Flow chart of endoscopic diagnosis.

For these 100 cases, the sensitivity, specificity, accuracy, positive predictive value (PPV), and negative predictive value (NPV) of each endoscopist were determined. The mean of sensitivity, specificity, accuracy, PPV and NPV of 14 endoscopists with C-WLI was defined as the diagnosis result with C-WLI. In the same way, the mean values of sensitivity, specificity, accuracy, PPV and NPV of 14 endoscopists with C-WLI + M-NBI were determined, and the results of C-WLI and C-WLI + M-NBI were compared. The percentage of an accurate diagnosis for each case was defined as the percentage of endoscopists whose endoscopic diagnosis was consistent with the pathological diagnosis. In addition, the association between diagnostic accuracy and background factors was also investigated.

Association between M-NBI findings and pathological atypia

One hundred gastric tumors were reevaluated for cytological and architectural atypia by two expert gastrointestinal pathologist (H.A. and T.U.). Cellular atypia was divided into two categories, high-grade and low-grade, based on cytological changes (variably sized and enlarged nuclei, rounded nuclei, loss of polarity, prominent nucleoli). Architectural atypia was also divided into two categories, high-grade and low-grade, based on architectural changes (complex budding or branching of glands, back to back glands)14. For M-NBI findings, the number of endoscopists who judged the presence of IMVP and IMSP in each case was determined. Next, the association of pathological high-grade cellular atypia and high-grade architectural atypia with the ratio of endoscopic diagnosis of IMVP and IMSP was evaluated.

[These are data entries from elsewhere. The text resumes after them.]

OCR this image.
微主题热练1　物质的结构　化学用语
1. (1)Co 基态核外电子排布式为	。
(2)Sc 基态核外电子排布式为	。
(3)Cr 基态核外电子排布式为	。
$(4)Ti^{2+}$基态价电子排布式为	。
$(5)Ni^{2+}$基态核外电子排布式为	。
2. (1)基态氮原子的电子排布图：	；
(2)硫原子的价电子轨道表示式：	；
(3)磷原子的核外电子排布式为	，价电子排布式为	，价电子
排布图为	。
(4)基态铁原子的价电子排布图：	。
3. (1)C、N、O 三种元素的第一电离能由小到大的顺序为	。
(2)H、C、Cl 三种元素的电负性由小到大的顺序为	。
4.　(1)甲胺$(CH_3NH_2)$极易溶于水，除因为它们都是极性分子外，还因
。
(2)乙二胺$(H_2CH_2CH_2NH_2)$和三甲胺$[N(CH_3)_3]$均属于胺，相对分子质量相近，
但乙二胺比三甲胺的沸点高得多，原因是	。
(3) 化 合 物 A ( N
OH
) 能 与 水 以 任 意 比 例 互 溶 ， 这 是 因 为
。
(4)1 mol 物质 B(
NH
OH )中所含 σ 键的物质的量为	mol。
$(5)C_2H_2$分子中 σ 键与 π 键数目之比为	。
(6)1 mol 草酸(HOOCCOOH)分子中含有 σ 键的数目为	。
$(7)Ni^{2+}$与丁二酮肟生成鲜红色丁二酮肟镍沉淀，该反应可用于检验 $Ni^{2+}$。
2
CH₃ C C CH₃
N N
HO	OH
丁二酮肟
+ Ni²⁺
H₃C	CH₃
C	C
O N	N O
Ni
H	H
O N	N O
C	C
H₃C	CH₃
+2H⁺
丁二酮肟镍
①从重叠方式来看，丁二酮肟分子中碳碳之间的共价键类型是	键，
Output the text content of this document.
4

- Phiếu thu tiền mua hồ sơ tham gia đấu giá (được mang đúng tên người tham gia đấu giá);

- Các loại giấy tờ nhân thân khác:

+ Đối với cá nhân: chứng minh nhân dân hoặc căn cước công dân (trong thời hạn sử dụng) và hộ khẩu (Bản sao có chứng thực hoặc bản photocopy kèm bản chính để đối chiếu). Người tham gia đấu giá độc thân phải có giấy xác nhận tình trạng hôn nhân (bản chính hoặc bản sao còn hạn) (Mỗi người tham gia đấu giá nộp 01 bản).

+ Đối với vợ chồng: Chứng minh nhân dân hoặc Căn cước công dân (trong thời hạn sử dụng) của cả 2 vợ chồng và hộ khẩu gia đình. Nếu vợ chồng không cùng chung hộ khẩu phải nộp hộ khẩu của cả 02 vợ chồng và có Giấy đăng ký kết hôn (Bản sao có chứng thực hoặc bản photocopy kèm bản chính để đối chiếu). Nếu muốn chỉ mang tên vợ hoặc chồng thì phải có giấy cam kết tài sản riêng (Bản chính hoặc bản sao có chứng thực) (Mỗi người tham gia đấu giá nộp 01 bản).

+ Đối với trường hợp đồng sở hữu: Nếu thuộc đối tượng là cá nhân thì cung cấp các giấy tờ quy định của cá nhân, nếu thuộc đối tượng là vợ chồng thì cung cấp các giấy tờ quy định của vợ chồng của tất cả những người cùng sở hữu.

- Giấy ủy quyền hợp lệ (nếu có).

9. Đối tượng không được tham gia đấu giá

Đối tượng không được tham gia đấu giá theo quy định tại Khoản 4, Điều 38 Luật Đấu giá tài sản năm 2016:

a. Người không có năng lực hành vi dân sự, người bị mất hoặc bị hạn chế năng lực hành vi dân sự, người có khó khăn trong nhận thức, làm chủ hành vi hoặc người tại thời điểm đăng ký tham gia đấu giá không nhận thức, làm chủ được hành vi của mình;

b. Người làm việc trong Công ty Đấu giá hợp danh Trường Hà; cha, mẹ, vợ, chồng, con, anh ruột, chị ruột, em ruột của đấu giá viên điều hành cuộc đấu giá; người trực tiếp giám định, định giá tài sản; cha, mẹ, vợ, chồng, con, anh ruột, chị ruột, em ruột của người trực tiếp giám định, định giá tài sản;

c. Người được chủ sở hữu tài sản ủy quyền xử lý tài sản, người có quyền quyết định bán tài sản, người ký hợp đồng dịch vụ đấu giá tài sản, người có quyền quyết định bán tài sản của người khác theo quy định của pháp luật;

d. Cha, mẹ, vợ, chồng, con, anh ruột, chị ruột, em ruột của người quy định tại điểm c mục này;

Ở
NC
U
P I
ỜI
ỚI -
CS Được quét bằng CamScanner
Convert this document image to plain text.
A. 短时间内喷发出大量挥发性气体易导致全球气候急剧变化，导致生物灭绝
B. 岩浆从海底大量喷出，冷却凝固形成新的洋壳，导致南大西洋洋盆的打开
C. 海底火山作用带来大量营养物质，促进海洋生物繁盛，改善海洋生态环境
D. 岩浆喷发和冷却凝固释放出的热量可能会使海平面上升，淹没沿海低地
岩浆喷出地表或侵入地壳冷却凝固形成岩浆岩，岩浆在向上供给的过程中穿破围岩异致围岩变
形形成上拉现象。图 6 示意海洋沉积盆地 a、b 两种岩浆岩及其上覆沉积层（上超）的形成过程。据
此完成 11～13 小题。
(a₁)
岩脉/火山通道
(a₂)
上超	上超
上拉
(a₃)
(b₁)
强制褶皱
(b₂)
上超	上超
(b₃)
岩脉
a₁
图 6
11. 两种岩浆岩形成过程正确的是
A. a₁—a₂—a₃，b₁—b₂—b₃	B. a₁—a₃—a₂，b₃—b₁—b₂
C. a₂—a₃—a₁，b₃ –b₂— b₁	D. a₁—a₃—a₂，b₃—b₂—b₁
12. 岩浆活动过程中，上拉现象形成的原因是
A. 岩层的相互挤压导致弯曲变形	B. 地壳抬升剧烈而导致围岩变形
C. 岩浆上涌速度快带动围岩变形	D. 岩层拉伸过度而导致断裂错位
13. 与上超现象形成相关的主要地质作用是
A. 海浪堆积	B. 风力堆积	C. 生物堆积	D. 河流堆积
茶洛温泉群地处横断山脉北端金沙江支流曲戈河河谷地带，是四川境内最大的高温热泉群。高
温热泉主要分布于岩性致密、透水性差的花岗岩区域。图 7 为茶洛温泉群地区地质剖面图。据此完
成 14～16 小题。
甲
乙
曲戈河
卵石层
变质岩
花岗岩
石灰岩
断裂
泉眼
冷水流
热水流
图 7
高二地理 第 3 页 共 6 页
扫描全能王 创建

Study outcomes and statistical analyses

The primary aim of this study was to assess the efficacy of M-NBI in differentiating gastric cancer from gastric adenoma with matched characteristics. Categorical variables were analyzed using Pearson’s chi-squared test or Fisher’s exact test, and continuous variables were analyzed using Student’s t-test or the Wilcoxon rank-sum test, as appropriate. Paired t-test or Wilcoxon signed-rank test was used to compare diagnostic rate, as appropriate. Two-sided p-values < 0.05 were considered statistically significant. As a measure of inter-endoscopist agreement, Fleiss’s kappa was used. Values of kappa near zero indicate chance agreement only, while values near the maximum of 1 indicate perfect agreement. Kappa is judged as providing poor agreement if k ≤ 0.20; fair agreement if 0.21 ≤ k ≤ 0 0.40; moderate agreement if 0.41 ≤ k ≤ 0.60; substantial agreement if 0.61 ≤ k ≤ 0.80; and good agreement if k > 0.8025. Statistical analysis was performed using JMP Pro version 16 (SAS Institute Inc., Cary, NC) and R statistical package (version 4.1.2, R Foundation for Statistical Computing).